Aston Martin shares surged today on the back of the news the company will receive a cash injection of £182 million from a consortium headed-up by Lawrence Stroll. The cash boost will give the consortium a 16.7% stake in the group. The luxury car manufacturer will raise an additional £318 million via a rights issue. The new funding stream will be used to strengthen the balance sheet as well as help with production. High-end vehicles are still in demand so if Aston Martin get improve their operations then they should be on the right track.

Banco de Sabadell disappointed investors by posting a greater-than-expected loss of €15 million in the final-quarter. The figure was a big drop-off from the €80 million posted in the same time from last year. The bank confirmed it was still paying out 2 cents as a dividend – which seems odd as the company clearly had a poor fourth-quarter. The stock is down is down roughly 12% but then again, if the dividend was cut or halted, the tumble could have been greater.    

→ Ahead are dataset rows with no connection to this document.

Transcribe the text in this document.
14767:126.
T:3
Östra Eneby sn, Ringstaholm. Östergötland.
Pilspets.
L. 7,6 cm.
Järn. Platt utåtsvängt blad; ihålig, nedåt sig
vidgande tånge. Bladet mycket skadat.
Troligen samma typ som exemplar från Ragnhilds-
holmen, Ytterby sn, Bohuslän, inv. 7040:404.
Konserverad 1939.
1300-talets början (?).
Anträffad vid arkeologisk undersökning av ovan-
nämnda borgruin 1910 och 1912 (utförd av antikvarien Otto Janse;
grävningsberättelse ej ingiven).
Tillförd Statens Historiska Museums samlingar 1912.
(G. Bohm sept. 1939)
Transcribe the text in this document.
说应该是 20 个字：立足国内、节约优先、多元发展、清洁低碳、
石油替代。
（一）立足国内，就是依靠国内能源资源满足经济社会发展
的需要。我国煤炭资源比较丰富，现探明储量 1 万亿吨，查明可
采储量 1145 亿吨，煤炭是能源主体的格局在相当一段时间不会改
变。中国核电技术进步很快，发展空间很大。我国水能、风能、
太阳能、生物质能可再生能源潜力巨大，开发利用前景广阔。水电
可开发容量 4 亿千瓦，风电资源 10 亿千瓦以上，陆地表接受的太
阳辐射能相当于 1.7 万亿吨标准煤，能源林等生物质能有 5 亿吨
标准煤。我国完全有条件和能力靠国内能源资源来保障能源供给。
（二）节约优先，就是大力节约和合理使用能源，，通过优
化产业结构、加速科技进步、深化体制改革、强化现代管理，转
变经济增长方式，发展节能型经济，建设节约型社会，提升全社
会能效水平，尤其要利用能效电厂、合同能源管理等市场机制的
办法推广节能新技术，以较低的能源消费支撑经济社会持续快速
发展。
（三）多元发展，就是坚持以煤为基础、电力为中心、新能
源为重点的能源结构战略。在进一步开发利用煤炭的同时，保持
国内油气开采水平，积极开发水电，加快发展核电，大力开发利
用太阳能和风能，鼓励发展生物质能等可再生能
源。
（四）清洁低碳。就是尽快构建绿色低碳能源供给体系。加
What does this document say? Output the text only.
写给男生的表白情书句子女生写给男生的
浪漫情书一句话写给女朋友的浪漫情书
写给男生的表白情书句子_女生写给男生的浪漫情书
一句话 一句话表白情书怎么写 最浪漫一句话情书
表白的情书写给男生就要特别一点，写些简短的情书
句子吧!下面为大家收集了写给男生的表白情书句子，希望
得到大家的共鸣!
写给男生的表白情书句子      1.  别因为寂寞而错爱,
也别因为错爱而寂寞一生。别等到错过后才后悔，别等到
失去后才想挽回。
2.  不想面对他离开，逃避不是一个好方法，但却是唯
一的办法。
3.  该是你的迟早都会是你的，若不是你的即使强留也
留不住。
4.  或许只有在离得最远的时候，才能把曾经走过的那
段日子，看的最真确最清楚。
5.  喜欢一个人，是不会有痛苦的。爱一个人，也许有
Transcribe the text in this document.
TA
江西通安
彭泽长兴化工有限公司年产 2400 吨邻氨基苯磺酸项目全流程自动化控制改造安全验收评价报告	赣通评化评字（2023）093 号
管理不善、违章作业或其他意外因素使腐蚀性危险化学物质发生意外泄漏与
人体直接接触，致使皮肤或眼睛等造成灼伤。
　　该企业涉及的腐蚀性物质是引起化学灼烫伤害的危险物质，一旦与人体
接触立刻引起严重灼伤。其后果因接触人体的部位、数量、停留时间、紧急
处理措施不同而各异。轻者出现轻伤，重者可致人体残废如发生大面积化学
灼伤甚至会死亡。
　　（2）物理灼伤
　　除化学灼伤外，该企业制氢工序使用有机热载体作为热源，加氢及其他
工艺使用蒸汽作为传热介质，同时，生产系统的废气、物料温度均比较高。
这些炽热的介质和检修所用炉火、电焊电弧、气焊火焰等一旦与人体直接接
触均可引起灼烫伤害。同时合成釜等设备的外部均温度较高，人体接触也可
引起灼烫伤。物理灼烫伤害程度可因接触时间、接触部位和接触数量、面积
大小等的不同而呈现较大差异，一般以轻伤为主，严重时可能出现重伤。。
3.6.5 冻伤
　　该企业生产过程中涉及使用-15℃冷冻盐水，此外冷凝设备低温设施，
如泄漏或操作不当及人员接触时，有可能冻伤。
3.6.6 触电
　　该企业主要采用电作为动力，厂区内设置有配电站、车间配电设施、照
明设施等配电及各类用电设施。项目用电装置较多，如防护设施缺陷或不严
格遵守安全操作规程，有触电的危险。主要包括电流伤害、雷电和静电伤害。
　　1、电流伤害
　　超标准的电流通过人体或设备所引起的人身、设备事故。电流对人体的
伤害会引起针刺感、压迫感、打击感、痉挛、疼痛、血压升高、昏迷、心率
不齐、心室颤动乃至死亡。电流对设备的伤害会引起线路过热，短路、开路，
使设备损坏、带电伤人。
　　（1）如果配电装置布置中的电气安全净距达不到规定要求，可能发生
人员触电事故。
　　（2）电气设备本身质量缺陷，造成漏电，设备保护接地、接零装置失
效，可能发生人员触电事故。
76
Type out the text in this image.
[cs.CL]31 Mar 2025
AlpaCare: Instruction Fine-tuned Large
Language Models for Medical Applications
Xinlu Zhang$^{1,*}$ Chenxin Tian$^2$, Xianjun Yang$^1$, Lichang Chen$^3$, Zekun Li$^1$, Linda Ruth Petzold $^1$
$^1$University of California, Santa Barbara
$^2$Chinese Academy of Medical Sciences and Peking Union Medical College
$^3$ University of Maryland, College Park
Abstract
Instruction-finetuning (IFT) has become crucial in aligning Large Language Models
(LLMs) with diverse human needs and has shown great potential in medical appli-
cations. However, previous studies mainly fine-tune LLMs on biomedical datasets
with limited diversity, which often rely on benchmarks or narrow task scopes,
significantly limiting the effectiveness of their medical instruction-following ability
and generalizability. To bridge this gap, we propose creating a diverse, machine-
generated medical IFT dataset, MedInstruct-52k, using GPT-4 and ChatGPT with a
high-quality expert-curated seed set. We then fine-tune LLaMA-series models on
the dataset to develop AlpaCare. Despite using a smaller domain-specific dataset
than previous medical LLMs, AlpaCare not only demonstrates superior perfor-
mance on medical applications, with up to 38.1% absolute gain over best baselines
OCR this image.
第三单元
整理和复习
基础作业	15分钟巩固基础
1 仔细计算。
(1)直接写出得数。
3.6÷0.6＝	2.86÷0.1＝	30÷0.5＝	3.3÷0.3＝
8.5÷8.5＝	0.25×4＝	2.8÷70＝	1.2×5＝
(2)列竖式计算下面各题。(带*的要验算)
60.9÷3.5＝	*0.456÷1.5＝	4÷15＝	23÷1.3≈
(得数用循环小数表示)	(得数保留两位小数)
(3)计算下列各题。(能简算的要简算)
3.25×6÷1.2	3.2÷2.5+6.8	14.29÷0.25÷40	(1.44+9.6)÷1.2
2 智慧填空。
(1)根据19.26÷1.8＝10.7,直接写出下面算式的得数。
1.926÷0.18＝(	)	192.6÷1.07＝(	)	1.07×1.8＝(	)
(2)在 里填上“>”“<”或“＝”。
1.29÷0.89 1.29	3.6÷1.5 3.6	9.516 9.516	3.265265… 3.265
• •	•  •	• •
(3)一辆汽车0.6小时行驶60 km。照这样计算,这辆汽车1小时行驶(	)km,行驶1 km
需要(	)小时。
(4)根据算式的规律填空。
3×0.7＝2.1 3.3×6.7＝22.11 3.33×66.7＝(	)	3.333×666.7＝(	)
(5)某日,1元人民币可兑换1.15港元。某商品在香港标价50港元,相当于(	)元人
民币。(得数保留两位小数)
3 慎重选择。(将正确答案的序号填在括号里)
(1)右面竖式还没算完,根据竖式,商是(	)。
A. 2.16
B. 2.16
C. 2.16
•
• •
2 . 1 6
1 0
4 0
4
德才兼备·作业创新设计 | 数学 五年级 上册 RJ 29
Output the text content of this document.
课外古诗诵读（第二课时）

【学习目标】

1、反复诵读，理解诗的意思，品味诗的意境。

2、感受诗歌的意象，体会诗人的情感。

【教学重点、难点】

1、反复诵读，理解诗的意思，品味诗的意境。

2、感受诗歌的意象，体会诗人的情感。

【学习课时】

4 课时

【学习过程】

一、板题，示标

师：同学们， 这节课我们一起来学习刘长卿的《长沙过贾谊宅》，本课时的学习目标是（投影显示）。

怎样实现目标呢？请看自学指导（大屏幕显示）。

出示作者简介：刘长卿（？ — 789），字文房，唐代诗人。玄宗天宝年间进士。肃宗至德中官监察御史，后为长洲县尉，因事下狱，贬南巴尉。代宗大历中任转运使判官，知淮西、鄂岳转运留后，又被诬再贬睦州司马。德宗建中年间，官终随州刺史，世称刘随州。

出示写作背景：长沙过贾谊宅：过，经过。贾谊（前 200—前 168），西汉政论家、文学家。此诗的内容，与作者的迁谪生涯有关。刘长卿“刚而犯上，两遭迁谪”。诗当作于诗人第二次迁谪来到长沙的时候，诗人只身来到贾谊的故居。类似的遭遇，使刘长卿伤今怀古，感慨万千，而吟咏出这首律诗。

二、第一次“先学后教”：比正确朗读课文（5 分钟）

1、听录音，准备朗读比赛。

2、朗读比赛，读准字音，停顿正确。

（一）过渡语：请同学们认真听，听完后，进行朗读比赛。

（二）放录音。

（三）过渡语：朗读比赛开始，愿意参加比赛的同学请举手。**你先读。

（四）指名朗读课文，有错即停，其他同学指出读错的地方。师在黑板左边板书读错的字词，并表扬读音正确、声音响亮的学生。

Bearish sentiment in the US is on the rise too as the Dow Jones plus the S&P 500 are both down in excess of 1%. The health fears appear to be creeping higher on Wall Street. The Fed’s preferred measure of inflation, the core PCE reading, held steady at 1.6%, meeting forecasts. Personal income cooled to 0.2% from 0.4%, while personal consumption slipped to 0.3% from 0.4%. The latter two reports are a little concerning as it could be a sign of economic cooling.

Amazon’s market capitalisation has jumped back above the $1 trillion dollar mark. The company revealed robust fourth-quarter numbers last night, hence the rally in the stock today. Revenue in the three month period increased by 21% to 87.44 billion, topping forecasts. The EPS came in at $6.47 and the consensus was $4.03. Cloud computing is a rapidly expanding industry so Amazon are cashing in on the growth. The cloud business is component of the Amazon Web Services operation – which registered a 34% in revenue to $9.95 billion, exceeding the $9.81 billion forecast.

Caterpillar shares are in the red following the latest quarterly update. In the final three months, the group saw revenue fall by 8% to $13.14 billion, while traders were expecting $13.41. EPS topped the $2.37 forecast, as it came in at $2.63. The company cautioned about ‘economic uncertainty’ as well as issuing a guidance that undershot forecasts. Caterpillar expects full-year EPS to be $8.50-$10, while equity analysts were expecting $10.63.


The US dollar index is in the red, but it has had a positive week nonetheless. The not-so-hot US personal income and consumption figures put pressure on the greenback. GBP/USD has extended its gains from yesterday, thanks mostly to the slide in the US dollar. Last month, UK mortgage lending came in at £4.55 billion, which was an improvement on the £4.24 billion registered in November. It was an impressive increase when you consider the political uncertainty on account of the general election. EUR/USD is higher on the back of the eurozone CPI numbers, which showed the rate increased to 1.4% from 1.3%. The rise suggests that demand is increasing, but the slip in the core reading from 1.3% to 1.1% indicates the opposite.       


Gold has been driven higher by the drop in the greenback as well as the risk-off strategy of traders. The inverse relationship between gold and the greenback is playing out today. The funds that are being extracted from equities are partially being funnelled into gold.

WTI and well as Brent crude have endured yet another round of heavy selling as traders are cutting their energy positions. The energy market has been hammered this week as dealers are worried a prolonged health crisis in China – the largest importer of oil in the global, could dampen demand.